Sebastian Schichtel
Sep 15, 2022

Why the talent crisis has been positive for wasteful new business pitches

As talent remains scarce, agencies must consider more carefully than ever which pitches they want to deploy their resources for.

Why the talent crisis has been positive for wasteful new business pitches

The ongoing war for talent could actually improve the client-agency relationship — if it puts an end to new business pitch madness. 

This would be a long time coming, as lamentations about the horrors of pitching have become a part of agency folklore.  

The agency selection process has become more bloated and burdensome over time. Market research, RFIs, chemistry meetings, tool and tech sessions, workshops, RFPs and negotiations only provide a partial picture of the enormous effort and costs that agencies shoulder during a normal pitch process — all without any significant fee that would fairly remunerate them for the heavy lift.

But the talent crisis, of all things, could expedite the end to this pitch madness.

From demand to supply

As agencies struggle with scarce resources, the fight for talent has become a limiting factor to business growth. With rising salary and overhead costs, agencies are forced to allocate their resources to maximize profits strategically in the long-term. This is nothing new.

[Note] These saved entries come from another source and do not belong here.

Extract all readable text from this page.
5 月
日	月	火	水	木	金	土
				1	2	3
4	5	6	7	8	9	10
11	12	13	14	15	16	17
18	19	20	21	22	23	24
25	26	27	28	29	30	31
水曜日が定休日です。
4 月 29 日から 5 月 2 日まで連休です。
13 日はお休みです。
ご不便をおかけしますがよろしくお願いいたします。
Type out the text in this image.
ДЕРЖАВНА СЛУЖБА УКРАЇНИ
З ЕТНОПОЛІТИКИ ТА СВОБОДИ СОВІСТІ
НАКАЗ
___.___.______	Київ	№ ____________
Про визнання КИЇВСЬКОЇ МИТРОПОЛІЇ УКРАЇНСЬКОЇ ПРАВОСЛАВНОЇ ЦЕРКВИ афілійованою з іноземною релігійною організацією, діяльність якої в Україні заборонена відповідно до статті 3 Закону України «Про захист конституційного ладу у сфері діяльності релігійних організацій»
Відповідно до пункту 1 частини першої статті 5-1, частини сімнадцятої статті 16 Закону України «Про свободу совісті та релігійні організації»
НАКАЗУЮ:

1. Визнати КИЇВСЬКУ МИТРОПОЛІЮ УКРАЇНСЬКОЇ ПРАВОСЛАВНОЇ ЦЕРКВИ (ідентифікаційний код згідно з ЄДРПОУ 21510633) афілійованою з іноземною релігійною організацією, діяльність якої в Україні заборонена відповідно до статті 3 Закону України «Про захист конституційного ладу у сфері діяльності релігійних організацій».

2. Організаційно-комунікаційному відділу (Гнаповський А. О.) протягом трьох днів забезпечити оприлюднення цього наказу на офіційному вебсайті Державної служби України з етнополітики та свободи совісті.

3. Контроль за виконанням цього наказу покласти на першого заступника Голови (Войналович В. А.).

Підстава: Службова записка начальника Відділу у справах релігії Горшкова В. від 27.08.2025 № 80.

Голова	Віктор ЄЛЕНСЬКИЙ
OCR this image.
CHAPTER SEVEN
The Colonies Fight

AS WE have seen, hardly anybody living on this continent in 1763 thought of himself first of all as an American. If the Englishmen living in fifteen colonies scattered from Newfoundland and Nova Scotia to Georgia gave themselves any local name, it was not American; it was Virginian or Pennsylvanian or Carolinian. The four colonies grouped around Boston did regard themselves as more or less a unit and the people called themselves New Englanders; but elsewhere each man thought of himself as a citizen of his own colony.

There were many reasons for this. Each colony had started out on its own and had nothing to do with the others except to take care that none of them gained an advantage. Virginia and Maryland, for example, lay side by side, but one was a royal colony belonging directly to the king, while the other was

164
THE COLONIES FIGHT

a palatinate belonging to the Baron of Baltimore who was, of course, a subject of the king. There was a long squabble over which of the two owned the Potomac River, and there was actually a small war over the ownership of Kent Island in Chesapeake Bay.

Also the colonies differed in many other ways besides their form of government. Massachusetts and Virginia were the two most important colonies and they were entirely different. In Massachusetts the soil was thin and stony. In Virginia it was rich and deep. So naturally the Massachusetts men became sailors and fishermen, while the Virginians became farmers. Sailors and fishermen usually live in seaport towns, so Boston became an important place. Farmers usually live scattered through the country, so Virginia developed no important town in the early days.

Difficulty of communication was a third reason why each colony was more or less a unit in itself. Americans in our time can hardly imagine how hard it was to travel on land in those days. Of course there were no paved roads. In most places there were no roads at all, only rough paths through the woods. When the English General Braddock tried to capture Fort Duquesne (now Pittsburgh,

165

But today, as talent remains scarce, agencies must consider more carefully than ever which pitches they want to deploy their resources for.

We are noticing a paradigm shift from a demand market to a supplier market. Pitch consultants are having a harder time filling the illustrious field of participants than in the past. Sometimes, they can’t find agencies to pitch at all. The timing and process of pitches are also being specified more often by agencies.

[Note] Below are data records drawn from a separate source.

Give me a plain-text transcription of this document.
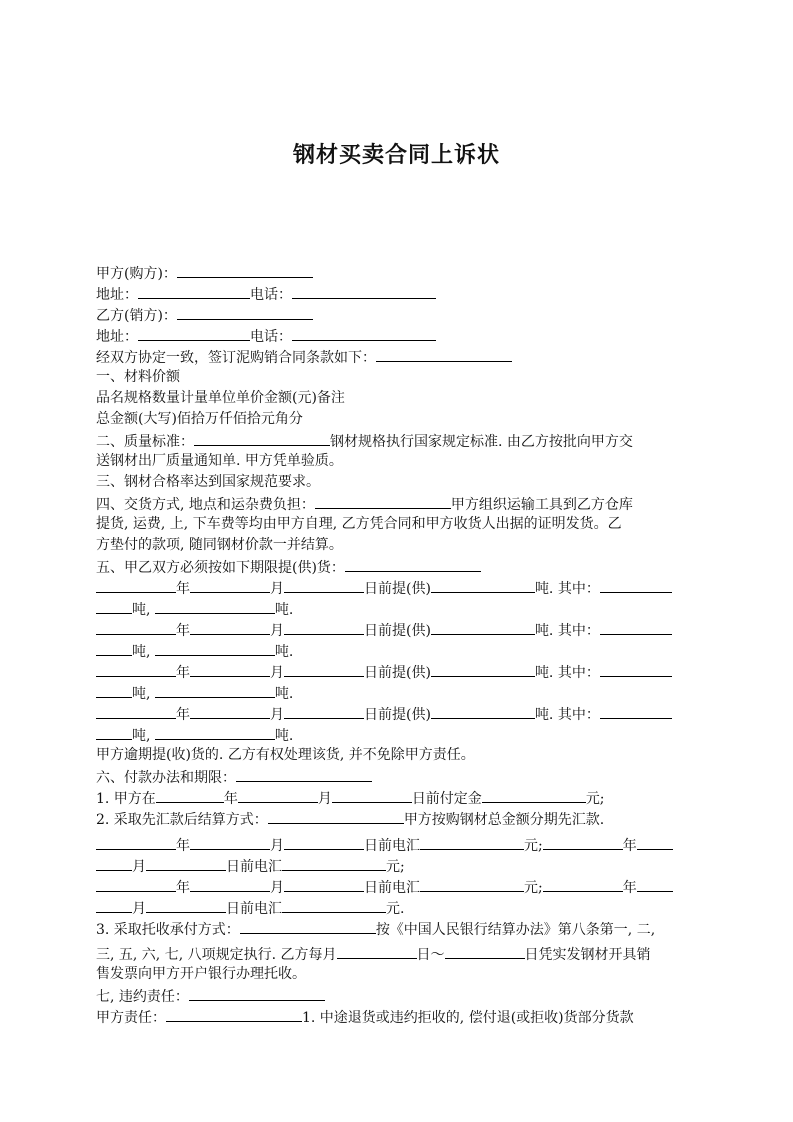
钢材买卖合同上诉状
甲方(购方)：
地址：	电话：
乙方(销方)：
地址：	电话：
经双方协定一致，签订泥购销合同条款如下：
一、材料价额
品名规格数量计量单位单价金额(元)备注
总金额(大写)佰拾万仟佰拾元角分
二、质量标准：	钢材规格执行国家规定标准. 由乙方按批向甲方交
送钢材出厂质量通知单. 甲方凭单验质。
三、钢材合格率达到国家规范要求。
四、交货方式, 地点和运杂费负担：	甲方组织运输工具到乙方仓库
提货, 运费, 上, 下车费等均由甲方自理, 乙方凭合同和甲方收货人出据的证明发货。乙
方垫付的款项, 随同钢材价款一并结算。
五、甲乙双方必须按如下期限提(供)货：
年	月	日前提(供)	吨. 其中：
吨,	吨.
年	月	日前提(供)	吨. 其中：
吨,	吨.
年	月	日前提(供)	吨. 其中：
吨,	吨.
年	月	日前提(供)	吨. 其中：
吨,	吨.
甲方逾期提(收)货的. 乙方有权处理该货, 并不免除甲方责任。
六、付款办法和期限：
1. 甲方在	年	月	日前付定金	元;
2. 采取先汇款后结算方式：	甲方按购钢材总金额分期先汇款.
年	月	日前电汇	元;	年
月	日前电汇	元;
年	月	日前电汇	元;	年
月	日前电汇	元.
3. 采取托收承付方式：	按《中国人民银行结算办法》第八条第一, 二,
三, 五, 六, 七, 八项规定执行. 乙方每月	日～	日凭实发钢材开具销
售发票向甲方开户银行办理托收。
七, 违约责任：
甲方责任：	1. 中途退货或违约拒收的, 偿付退(或拒收)货部分货款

These changes mean that agencies will have to scrutinize their existing and prospective client relationships even more critically in the future. The days when agencies accepted jobs on almost any terms are a thing of the past, simply because they no longer can (staff shortages) or want to. Agencies have changed a lot with regards to flexibility and fair overtime regulations and are unwilling to risk burning their people out.

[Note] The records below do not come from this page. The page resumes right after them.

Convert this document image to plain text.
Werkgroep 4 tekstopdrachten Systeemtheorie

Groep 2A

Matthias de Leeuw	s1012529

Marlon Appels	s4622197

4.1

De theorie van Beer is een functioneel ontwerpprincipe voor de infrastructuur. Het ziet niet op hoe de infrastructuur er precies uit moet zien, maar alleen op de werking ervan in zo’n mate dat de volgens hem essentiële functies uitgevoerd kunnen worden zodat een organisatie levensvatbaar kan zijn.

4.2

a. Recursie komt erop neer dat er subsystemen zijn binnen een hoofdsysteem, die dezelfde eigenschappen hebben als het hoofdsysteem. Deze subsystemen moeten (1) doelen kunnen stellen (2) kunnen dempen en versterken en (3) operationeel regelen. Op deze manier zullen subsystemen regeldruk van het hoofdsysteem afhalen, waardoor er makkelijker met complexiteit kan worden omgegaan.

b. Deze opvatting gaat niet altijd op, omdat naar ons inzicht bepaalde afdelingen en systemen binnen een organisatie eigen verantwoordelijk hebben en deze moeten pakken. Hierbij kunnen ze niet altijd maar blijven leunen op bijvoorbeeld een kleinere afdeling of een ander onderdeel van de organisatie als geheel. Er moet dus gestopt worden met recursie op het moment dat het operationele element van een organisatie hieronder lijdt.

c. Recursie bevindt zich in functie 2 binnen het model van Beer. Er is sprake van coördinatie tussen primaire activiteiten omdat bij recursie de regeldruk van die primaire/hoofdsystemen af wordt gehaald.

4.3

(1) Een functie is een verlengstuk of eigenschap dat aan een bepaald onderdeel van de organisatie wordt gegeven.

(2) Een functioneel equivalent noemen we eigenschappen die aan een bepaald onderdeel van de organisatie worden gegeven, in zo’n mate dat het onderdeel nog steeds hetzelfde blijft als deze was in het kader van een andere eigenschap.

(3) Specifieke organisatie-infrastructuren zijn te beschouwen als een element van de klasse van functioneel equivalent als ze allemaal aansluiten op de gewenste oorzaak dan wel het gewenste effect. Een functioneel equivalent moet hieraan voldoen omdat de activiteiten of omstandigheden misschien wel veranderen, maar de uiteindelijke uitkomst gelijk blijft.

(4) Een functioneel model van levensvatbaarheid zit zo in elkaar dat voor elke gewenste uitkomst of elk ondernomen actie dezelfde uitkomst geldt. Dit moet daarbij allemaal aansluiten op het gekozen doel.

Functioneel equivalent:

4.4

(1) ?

Long-term collaborations benefit business

This emerging dynamic offers opportunities for longer-term and closer collaborations between agencies and clients. Clients and agencies both should carefully examine whether changing their partners would bring more opportunities than risks.

In a best-case scenario, this new dynamic will foster greater transparency and communication between agencies and their clients, which can help mitigate knee jerk reactions and create more sustainable partnerships. In a world where short-term focus all too often shoves out  long-term strategy, this may provide a glimmer of hope.

Clients are reevaluating core beliefs

One of the fundamental misalignments in client agency paradigms comes from siloed structures. In too many instances, agency partners are used only for a specific task along the value chain, lacking information and struggling to get a full overview of the client brief. This makes it nearly impossible to contribute to business objectives by bringing all of an agency’s talent, creativity and resources to bear for a client. 

Clients must integrate all of their partners to get the most out of all of the different stakeholders. Otherwise, agencies will optimize within their silos, which can be contradictory and inefficient to meet client goals.

Through mutual trust, respect for scarce talent and a willingness and courage to question processes, brands have the opportunity to replace existing, calcified infrastructures with something more agile and dynamic.

Sebastian Schichtel is managing director at Crossmedia Germany.